To give you a snapshot of the many other factors you’ll need to consider when writing your own language, here’s a quick hitting list of some of the other decisions you’ll need to make during the process:

  • High level design -- including the way you will format data on each level of the language
  • Lexing -- the lexer is supposed to incorporate a string containing an entire file's worth of source code and spit out a list containing every token. The lexing process basically breaks down the language into tokens, which can help you organize the language.
    •  Tokens are small units of a language, such as a variable or function name (also known as an identifier), an operator or a number.
  • Parsing -- the process by which you add structure to the list of tokens that are produced during the lexing stage.
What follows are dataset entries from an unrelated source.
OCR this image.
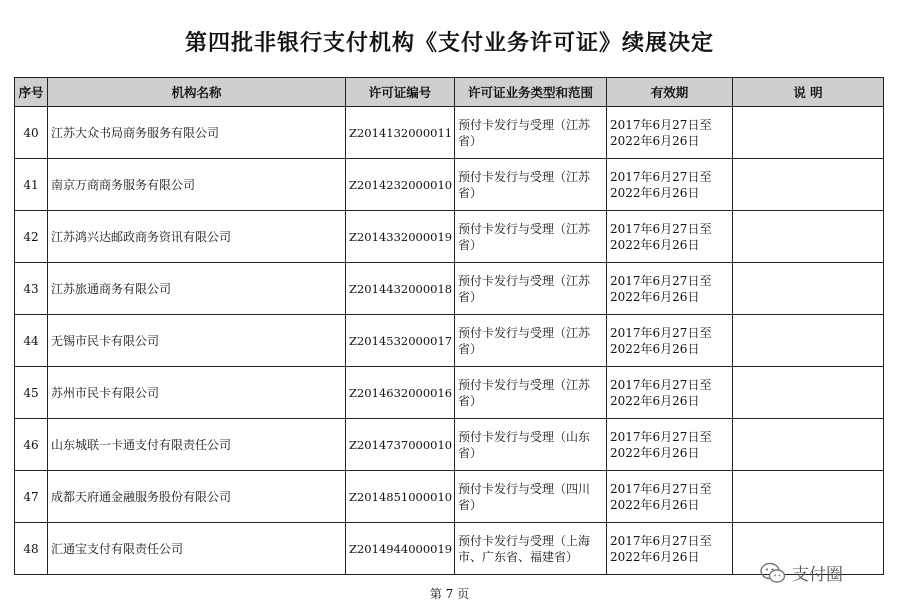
第四批非银行支付机构《支付业务许可证》续展决定
序号	机构名称	许可证编号	许可证业务类型和范围	有效期	说 明
40	江苏大众书局商务服务有限公司	Z2014132000011	预付卡发行与受理（江苏省）	2017年6月27日至2022年6月26日	
41	南京万商商务服务有限公司	Z2014232000010	预付卡发行与受理（江苏省）	2017年6月27日至2022年6月26日	
42	江苏鸿兴达邮政商务资讯有限公司	Z2014332000019	预付卡发行与受理（江苏省）	2017年6月27日至2022年6月26日	
43	江苏旅通商务有限公司	Z2014432000018	预付卡发行与受理（江苏省）	2017年6月27日至2022年6月26日	
44	无锡市民卡有限公司	Z2014532000017	预付卡发行与受理（江苏省）	2017年6月27日至2022年6月26日	
45	苏州市民卡有限公司	Z2014632000016	预付卡发行与受理（江苏省）	2017年6月27日至2022年6月26日	
46	山东城联一卡通支付有限责任公司	Z2014737000010	预付卡发行与受理（山东省）	2017年6月27日至2022年6月26日	
47	成都天府通金融服务股份有限公司	Z2014851000010	预付卡发行与受理（四川省）	2017年6月27日至2022年6月26日	
48	汇通宝支付有限责任公司	Z2014944000019	预付卡发行与受理（上海市、广东省、福建省）	2017年6月27日至2022年6月26日	
第 7 页
支付圈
  • External tools to help write it out -- there are countless out-of-the-box solutions available for programmers creating their own language, such as Bison (a prominent parsing library) or LLVM (a collection of compiler tools). You will need to do some research (and visit developer forums) as you work to figure out which are ideal for your chosen language.

Sound like a lot of work? It is. But that’s not to say you shouldn’t write your own language, especially if creativity is the real appeal to programming for you. However, the best method for any newer coding learner is to start by learning the basics of established and multipurpose languages like Python and Java, and then graduate toward building your own!